Como si estuvieran en un cuento de hadas, los candidatos endulzan los oídos de los ciudadanos con recetas mágicas que son imposibles de aplicar en el país
La gran mayoría de los argentinos estamos tachando los días que faltan para poner punto final al eterno capítulo del proceso electoral que estamos atravesando. Es un tema que encuentra a la sociedad con un muy escaso límite de tolerancia. Además, también tiene efectos colaterales extremadamente nocivos, tanto a nivel social como a nivel económico.
El grado de incertidumbre es total, por lo que resuelta la contienda electoral del domingo 27 de octubre (si es que no hay ballotage), tendremos, al menos, un elemento de certeza hacia adelante: la persona encargada de gobernar la Argentina durante los próximos cuatro años.
En el mundo económico, el contexto del país nos encuentra con un consenso casi unánime entre los economistas de las distintas vertientes: salir de esta crisis será, como mínimo, doloroso y habrá que hacer sacrificios.
Pese a este diagnóstico, la clase política parece no reaccionar. De un lado y otro del mostrador encontramos discursos que poco tienen que ver con la realidad vigente. Y, además, subestiman la capacidad de la gran mayoría de los argentinos.
Desde el oficialismo, se instala la idea de que lo peor ya pasó, que nos espera crecimiento de los salarios, creación de empleo y el comienzo de un camino de bienestar de muchos años para los que vivimos acá.
Ciertamente todas esas palabras lucen atractivas, pero me preguntó, ¿en base a qué se sostienen esas ideas? Las expresiones de deseo que no van acompañadas de hechos concretos y medidas profundas que requieren coraje, quedan solo en eso: expresiones de deseo.

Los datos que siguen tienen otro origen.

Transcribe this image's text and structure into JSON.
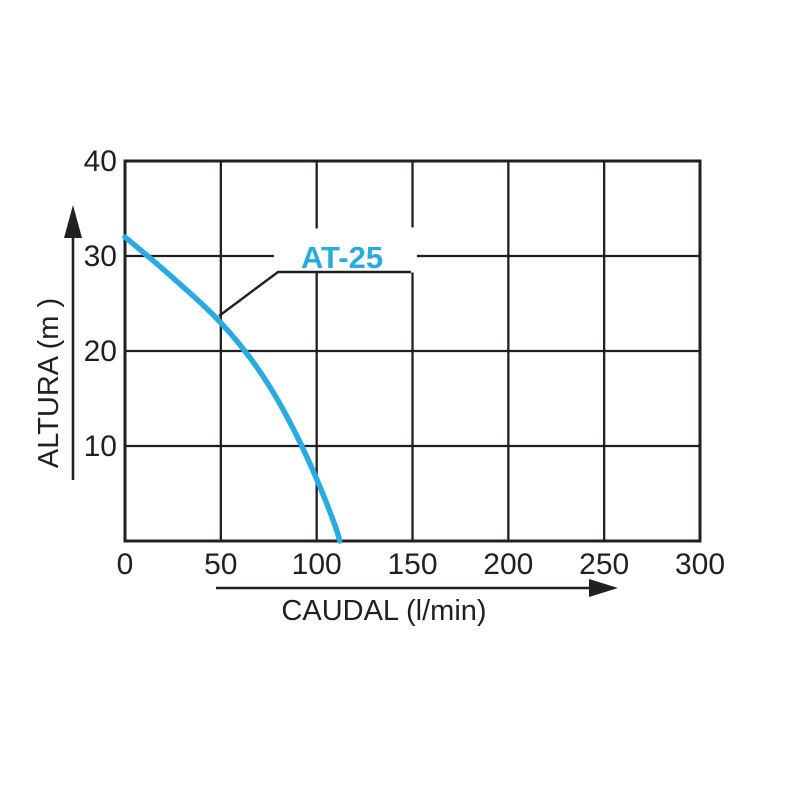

Durante los últimos cuatro años, tuvimos mucho de esas expresiones de deseo en los dos primeros del Gobierno de Macri. En tanto, la segunda mitad del mandato sacó a la luz las negativas consecuencias de no haber acompañado el discurso con hechos concretos en la realidad.
Sea por imposibilidad, ineptitud o falta de un plan, el fracaso económico está a la luz de las cifras de inflación, decrecimiento, pobreza y salida de capitales.
Del otro lado tampoco encontramos demasiada racionalidad.
En un país sin crédito disponible y sus cuentas públicas en desequilibrio, restarle importancia a incrementar el gasto público cuando de “reconocer derechos se trata” es, al menos, demagógico e irresponsable.
Y no se trata de NO reconocer los derechos, sino de cuáles de ellos deben tener más prioridad ante otros. En un país donde urge solucionar el sendero fiscal de largo plazo para evitar seguir fogoneando la inflación, principal elemento regresivo de la dramática situación social, hablar tan despojadamente del gasto público no merece un análisis serio.
En paralelo, tampoco estamos en condiciones de seguir estigmatizando a nuestros acreedores con el discurso de la ilegitimidad de la deuda pública. Con la imperiosa necesidad de incrementar la tasa de ahorro para financiar el desarrollo de largo plazo, esas declaraciones, como mínimo, terminan espantando al que tiene el capital.
Por lo visto, está en los genes de la clase política endulzar los oídos de su electorado con expresiones y dichos que carecen de todo raciocinio de la actual situación del país.
Y las consecuencias de esta falta de sentido común están a la vista. El ahorrista busca refugio, no por especulación sino por el instinto de supervivencia que debe desarrollar en medio de este mar de incertidumbre.
Así, la brecha entre el dólar “oficial” y el dólar libre (dólar Bolsa) llegó al máximo de casi 18% desde la imposición del control de cambios.
Mientras seguimos con los clichés, el dólar libre habla. Y las consecuencias de ignorar los problemas pueden derivar en daños colaterales mayores.
Sólo la cruda verdad puede comenzar a recuperar parte de la confianza perdida. Acá, no hay atajos.